Susan G. Hadden (June 4, 1944 – January 15, 1995) was a Professor in the Lyndon Baines Johnson School of Public Affairs and the Center for Asian Studies at the University of Texas at Austin, United States.

==Biography==
Hadden, a native Texan, was educated at Radcliffe College where she completed a B.A. cum laude, studying Sanskrit under Daniel Ingalls. She was a classmate of Bimal Krishna Matilal, and often said that Ingalls simultaneously had the best and worst students of his entire career in the same room. Her interest in India was interrupted by that of public policy. She changed direction and went on to the University of Chicago where she completed her M.A. and Ph.D. in Political Science.

Hadden was an expert in telecommunications policy, on environmental policy, citizen participation in the formulation of policy, and policies relating to human health risks. She was regularly asked by state and local governments to formulate policies in these fields. She was repeatedly called to Washington, D.C. to testify before the House and Senate Committees on public policy matters, and advised then Vice President Al Gore on policies relating to public access to the Internet. In recognition of her contributions to the field of public response to science-related social controversies, she was elected a Fellow of the American Association for the Advancement of Science in February 1993.

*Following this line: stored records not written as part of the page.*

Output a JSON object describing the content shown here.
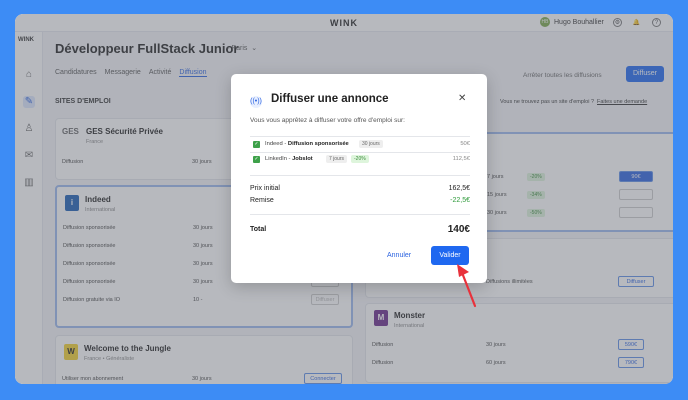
{
  "topbar": {
    "logo": "WINK",
    "user_initials": "HB",
    "user_name": "Hugo Bouhallier"
  },
  "sidebar": {
    "brand": "WINK",
    "icons": [
      "home-icon",
      "pencil-icon",
      "user-icon",
      "mail-icon",
      "chart-icon"
    ]
  },
  "page": {
    "title": "Développeur FullStack Junior",
    "location": "Paris",
    "tabs": [
      "Candidatures",
      "Messagerie",
      "Activité",
      "Diffusion"
    ],
    "stop_label": "Arrêter toutes les diffusions",
    "diffuser_label": "Diffuser",
    "section": "SITES D'EMPLOI",
    "not_found": "Vous ne trouvez pas un site d'emploi ?",
    "not_found_link": "Faites une demande"
  },
  "cards": {
    "ges": {
      "name": "GES Sécurité Privée",
      "sub": "France",
      "row1": "Diffusion",
      "row1_days": "30 jours"
    },
    "indeed": {
      "name": "Indeed",
      "sub": "International",
      "rows": [
        "Diffusion sponsorisée",
        "Diffusion sponsorisée",
        "Diffusion sponsorisée",
        "Diffusion sponsorisée",
        "Diffusion gratuite via IO"
      ],
      "days": [
        "30 jours",
        "30 jours",
        "30 jours",
        "30 jours",
        "10 -"
      ],
      "btn": "Diffuser"
    },
    "wttj": {
      "name": "Welcome to the Jungle",
      "sub": "France • Généraliste",
      "row": "Utiliser mon abonnement",
      "days": "30 jours",
      "btn": "Connecter"
    },
    "right_top": {
      "days": [
        "7 jours",
        "15 jours",
        "30 jours"
      ],
      "discounts": [
        "-20%",
        "-34%",
        "-50%"
      ],
      "btn1": "90€"
    },
    "right_mid": {
      "row": "Diffusions illimitées",
      "btn": "Diffuser"
    },
    "monster": {
      "name": "Monster",
      "sub": "International",
      "rows": [
        "Diffusion",
        "Diffusion"
      ],
      "days": [
        "30 jours",
        "60 jours"
      ],
      "prices": [
        "590€",
        "790€"
      ]
    }
  },
  "modal": {
    "title": "Diffuser une annonce",
    "subtitle": "Vous vous apprêtez à diffuser votre offre d'emploi sur:",
    "items": [
      {
        "site": "Indeed",
        "product": "Diffusion sponsorisée",
        "days": "30 jours",
        "discount": "",
        "price": "50€"
      },
      {
        "site": "LinkedIn",
        "product": "Jobslot",
        "days": "7 jours",
        "discount": "-20%",
        "price": "112,5€"
      }
    ],
    "prix_initial_label": "Prix initial",
    "prix_initial": "162,5€",
    "remise_label": "Remise",
    "remise": "-22,5€",
    "total_label": "Total",
    "total": "140€",
    "cancel": "Annuler",
    "confirm": "Valider"
  },
  "colors": {
    "accent": "#1f68f0",
    "background": "#3d8cf5",
    "success": "#2e9a3a",
    "annotation": "#e8323c"
  }
}
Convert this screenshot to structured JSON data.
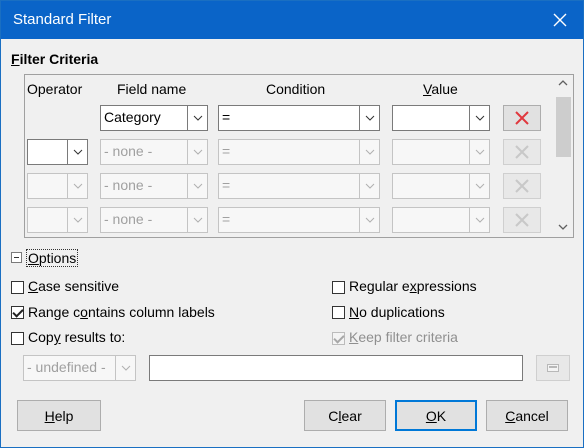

Despite her work on public policy, Hadden retained her youthful interest in India. She wrote about environmental policy in India, traveled to the subcontinent regularly, and was active among the community of scholars at the University of Texas who study India. Her interests expanded beyond contemporary affairs to diverse matters such as art history and political science.

On January 15, 1995, she was killed by bandits while on her way to visit the temple complex at Banteay Srei in Cambodia with her husband. The trip was a 50th birthday present from her husband, Jim, who was seriously injured in the attack. They had two children, James and Lucy.